Gemeinschaftliche Wohnformen haben den Laubengang als Erschließung wiederentdeckt. Hier wird mit einem halböffentlichen Raum eine Zone der Begegnung geschaffen. Man sieht, wer vorm Küchenfenster vorbeigeht oder trifft den Nachbarn beim Verlassen der Wohnung. Der ehemals reine Erschließungsflur bekommt so Aufenthaltsqualität.
Nicht nur Innen, sondern auch Außen
Für die Lebensqualität spielt der Außenbereich eine große Rolle. Die Anordnung der Gebäude um einen gemeinsamen Innenhof ermöglicht gemeinsame Nachbarschaftsfeste oder andere gemeinsame Aktionen. Eine barrierefreie Wegeführung mit breiten Gehwegen, abgesenkten Bordsteinkanten und guter Beleuchtung und Beschilderung mindern die Hürden das Haus zu verlassen. Grünanlagen sollen zum Verweilen einladen. Das können zum Beispiel Generationenspielplätze sein, die für Erwachsene und Kinder Fitnessgeräte und Geschicklichkeits-Parcours anbieten. Lieblose Hinterhöfe und Abstandsflächen können durch Umgestaltung zu Wohlfühlorten werden und dazu beitragen, dass sich die Bewohner mit Ihrem Quartier identifizieren und gerne da wohnen.
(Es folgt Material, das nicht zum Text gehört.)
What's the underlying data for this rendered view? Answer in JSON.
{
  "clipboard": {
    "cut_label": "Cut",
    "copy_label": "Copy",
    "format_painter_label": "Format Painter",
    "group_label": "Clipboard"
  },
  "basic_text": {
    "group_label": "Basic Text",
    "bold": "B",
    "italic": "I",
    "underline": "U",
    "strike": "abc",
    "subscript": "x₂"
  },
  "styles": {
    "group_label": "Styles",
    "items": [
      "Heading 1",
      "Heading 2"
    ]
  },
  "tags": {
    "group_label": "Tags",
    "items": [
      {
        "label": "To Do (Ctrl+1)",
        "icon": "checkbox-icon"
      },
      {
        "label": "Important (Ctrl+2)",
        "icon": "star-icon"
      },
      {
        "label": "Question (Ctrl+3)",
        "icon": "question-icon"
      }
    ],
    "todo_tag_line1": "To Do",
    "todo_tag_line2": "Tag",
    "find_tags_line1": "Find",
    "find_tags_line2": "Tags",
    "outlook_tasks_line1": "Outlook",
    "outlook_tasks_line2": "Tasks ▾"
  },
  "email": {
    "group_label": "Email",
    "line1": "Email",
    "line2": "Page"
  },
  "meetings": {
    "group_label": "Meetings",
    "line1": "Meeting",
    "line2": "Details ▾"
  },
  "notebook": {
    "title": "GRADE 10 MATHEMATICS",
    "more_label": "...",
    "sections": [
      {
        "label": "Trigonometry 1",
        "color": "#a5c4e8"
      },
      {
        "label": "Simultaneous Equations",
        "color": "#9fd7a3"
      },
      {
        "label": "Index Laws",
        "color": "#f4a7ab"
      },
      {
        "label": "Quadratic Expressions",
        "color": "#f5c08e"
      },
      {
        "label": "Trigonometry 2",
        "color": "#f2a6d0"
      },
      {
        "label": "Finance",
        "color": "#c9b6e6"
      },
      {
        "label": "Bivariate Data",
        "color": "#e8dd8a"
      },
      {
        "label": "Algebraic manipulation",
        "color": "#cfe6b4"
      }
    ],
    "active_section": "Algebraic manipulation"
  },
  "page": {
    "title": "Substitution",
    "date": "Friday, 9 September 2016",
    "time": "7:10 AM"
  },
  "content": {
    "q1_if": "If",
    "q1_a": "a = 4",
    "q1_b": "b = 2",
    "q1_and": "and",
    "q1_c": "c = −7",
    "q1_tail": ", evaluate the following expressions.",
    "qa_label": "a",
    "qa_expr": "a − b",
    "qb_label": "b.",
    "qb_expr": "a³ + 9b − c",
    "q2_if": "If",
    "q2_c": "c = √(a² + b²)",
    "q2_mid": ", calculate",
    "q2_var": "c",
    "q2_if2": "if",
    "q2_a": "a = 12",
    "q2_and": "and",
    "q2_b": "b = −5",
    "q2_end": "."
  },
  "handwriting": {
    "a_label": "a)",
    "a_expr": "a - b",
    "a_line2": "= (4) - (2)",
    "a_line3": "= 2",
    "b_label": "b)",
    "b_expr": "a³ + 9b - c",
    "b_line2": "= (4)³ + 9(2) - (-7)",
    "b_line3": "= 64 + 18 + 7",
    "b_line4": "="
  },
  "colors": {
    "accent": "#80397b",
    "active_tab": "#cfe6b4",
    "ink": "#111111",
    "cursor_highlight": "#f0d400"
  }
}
Gelebte Nachbarschaften, wie wir sie aus dem dörflichen Raum noch kennen, sind klassische sorgende Gemeinschaften. Einer schaut nach dem anderen, bei Krankheit und Notsituationen hilft man sich ganz selbstverständlich. Auf der anderen Seite gibt es Gegenden, wo man selbst den nächsten Nachbarn nicht kennt. Solche anonymen Hochhaussiedlungen werden heute als Bausünden angesehen. Gerade dieses Beispiel macht deutlich, dass Architektur gute Voraussetzungen schaffen kann, gebaute Lebenswelt für eine sorgende Gemeinschaft zu werden.
Daher sehe ich es als vorrangige Aufgabe der Planer, bestehende Stadtviertel aufzuwerten und gerade den Bestand diesen neuen Erfordernissen anzupassen. Nur so kann auch die Architektur einen Teil dazu beitragen, lebendige Nachbarschaft im Quartier zu ermöglichen.